27 de fevereiro de 2014 às 08h25min - Por Mário Flávio

Nas condições de educador, eleitor e cidadão me proponho a uma reflexão sobre nosso cotidiano que entrará para os livros de história, e na seara política temos um campo fértil para a socialização dos fatos mais recentes em nossa Caruaru. Esta semana, toda a imprensa do estado divulgou o desfecho das especulações e apostas políticas que fervilhavam no imaginário popular quando o tema era sucessão estadual: o vice-governador caruaruense João Lyra Neto não será candidato a nenhum cargo, tampouco à sucessão do senhor Eduardo Campos.

Caruaru ganhará seu primeiro governador para um mandato de nove meses, mas Pernambuco perderá a oportunidade de ter como candidato um homem que reúne valores imprescindíveis para a condução de um estado em destaque na economia nordestina.
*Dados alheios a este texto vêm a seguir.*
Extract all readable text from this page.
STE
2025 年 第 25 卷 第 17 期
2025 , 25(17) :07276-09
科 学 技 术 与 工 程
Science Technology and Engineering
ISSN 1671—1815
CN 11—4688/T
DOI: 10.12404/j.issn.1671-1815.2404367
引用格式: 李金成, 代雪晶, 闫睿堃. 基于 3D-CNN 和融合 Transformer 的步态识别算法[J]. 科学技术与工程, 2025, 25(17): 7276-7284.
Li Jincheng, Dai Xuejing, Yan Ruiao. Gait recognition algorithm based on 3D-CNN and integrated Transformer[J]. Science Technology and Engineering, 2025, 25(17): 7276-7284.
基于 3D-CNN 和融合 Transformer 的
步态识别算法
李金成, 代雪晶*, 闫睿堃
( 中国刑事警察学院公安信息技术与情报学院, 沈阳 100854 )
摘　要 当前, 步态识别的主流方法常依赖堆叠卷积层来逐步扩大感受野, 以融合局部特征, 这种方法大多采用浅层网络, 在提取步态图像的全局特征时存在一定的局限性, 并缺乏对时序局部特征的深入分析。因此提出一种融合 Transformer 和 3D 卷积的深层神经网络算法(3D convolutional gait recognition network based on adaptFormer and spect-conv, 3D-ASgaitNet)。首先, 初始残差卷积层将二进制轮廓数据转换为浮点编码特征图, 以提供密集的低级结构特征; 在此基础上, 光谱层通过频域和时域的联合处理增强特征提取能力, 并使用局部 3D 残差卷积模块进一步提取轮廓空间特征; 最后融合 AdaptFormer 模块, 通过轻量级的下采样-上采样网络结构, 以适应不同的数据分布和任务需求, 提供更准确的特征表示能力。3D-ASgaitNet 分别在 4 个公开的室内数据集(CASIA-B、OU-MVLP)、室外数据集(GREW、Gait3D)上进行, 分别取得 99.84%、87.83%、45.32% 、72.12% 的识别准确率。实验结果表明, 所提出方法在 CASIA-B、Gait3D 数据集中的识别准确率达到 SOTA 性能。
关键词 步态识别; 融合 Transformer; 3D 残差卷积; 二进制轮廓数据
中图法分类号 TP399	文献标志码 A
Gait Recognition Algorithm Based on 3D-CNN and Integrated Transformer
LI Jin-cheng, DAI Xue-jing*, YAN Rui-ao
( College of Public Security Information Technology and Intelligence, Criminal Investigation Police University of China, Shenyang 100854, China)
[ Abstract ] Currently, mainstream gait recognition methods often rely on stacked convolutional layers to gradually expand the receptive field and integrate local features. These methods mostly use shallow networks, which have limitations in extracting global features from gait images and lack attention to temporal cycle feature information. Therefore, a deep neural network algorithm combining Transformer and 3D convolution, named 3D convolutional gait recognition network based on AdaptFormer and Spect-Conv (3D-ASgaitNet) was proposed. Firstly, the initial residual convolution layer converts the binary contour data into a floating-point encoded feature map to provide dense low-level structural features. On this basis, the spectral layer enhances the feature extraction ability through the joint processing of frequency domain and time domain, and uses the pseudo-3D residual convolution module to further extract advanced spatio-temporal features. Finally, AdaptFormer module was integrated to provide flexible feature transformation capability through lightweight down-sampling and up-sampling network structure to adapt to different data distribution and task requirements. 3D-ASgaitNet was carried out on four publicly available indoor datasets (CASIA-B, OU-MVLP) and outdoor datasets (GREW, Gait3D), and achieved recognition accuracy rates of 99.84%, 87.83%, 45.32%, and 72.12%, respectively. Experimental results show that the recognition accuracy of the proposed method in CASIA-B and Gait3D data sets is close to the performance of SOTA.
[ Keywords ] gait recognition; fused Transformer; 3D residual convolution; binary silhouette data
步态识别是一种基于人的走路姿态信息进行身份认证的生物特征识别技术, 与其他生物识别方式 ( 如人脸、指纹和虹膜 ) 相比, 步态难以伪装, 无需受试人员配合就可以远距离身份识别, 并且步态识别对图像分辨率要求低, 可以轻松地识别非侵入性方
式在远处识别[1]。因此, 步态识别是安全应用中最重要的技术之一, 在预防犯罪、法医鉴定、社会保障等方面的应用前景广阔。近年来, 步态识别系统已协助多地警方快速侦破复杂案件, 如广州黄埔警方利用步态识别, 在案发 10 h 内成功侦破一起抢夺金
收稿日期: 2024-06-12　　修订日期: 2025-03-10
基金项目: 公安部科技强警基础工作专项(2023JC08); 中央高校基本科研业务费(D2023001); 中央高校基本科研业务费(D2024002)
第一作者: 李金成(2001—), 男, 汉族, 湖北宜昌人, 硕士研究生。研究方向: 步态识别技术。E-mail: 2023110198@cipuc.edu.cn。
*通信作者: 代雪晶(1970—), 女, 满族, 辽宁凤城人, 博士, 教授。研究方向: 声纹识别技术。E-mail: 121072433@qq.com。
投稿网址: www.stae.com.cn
Senhor João Lyra nasceu em família político-empresarial, tem como credenciais o pai – por dois mandatos prefeito de Caruaru e empresário de sucesso – teve como irmão o honrado e saudoso
Fernando Lyra, deputado com vários mandatos, eloqüente, articulador ético, ministro da Justiça e ser humano desprovido de quaisquer vaidades.

Como militante do saudoso MDB, espelhado nos valores acima citados, João Lyra governou Caruaru por dois mandatos, tornou-se ainda deputado estadual e destacou suas administrações pelo equilíbrio, somado à capacidade de promover avanços e com significativos acertos na política social, como exemplos da construção do Mutirão, hoje bairro Padre Inácio e o loteamento Fernando Lyra, projetos habitacionais de enormes significados sociais e – infelizmente – não reproduzidos por governos posteriores, além da intervenção na saúde, implantando Policlínicas na cidade.

O sistema de águas do Prata, a criação do pólo cultural na estação ferroviária, concurso para professores, o compromisso salarial com servidores foram marcas de uma administração que nos projetou para o futuro. Como vice-governador, a ética, a
discrição e a capacidade articuladora, somadas as experiências adquiridas em Caruaru o habilitam ao horizonte da política estadual.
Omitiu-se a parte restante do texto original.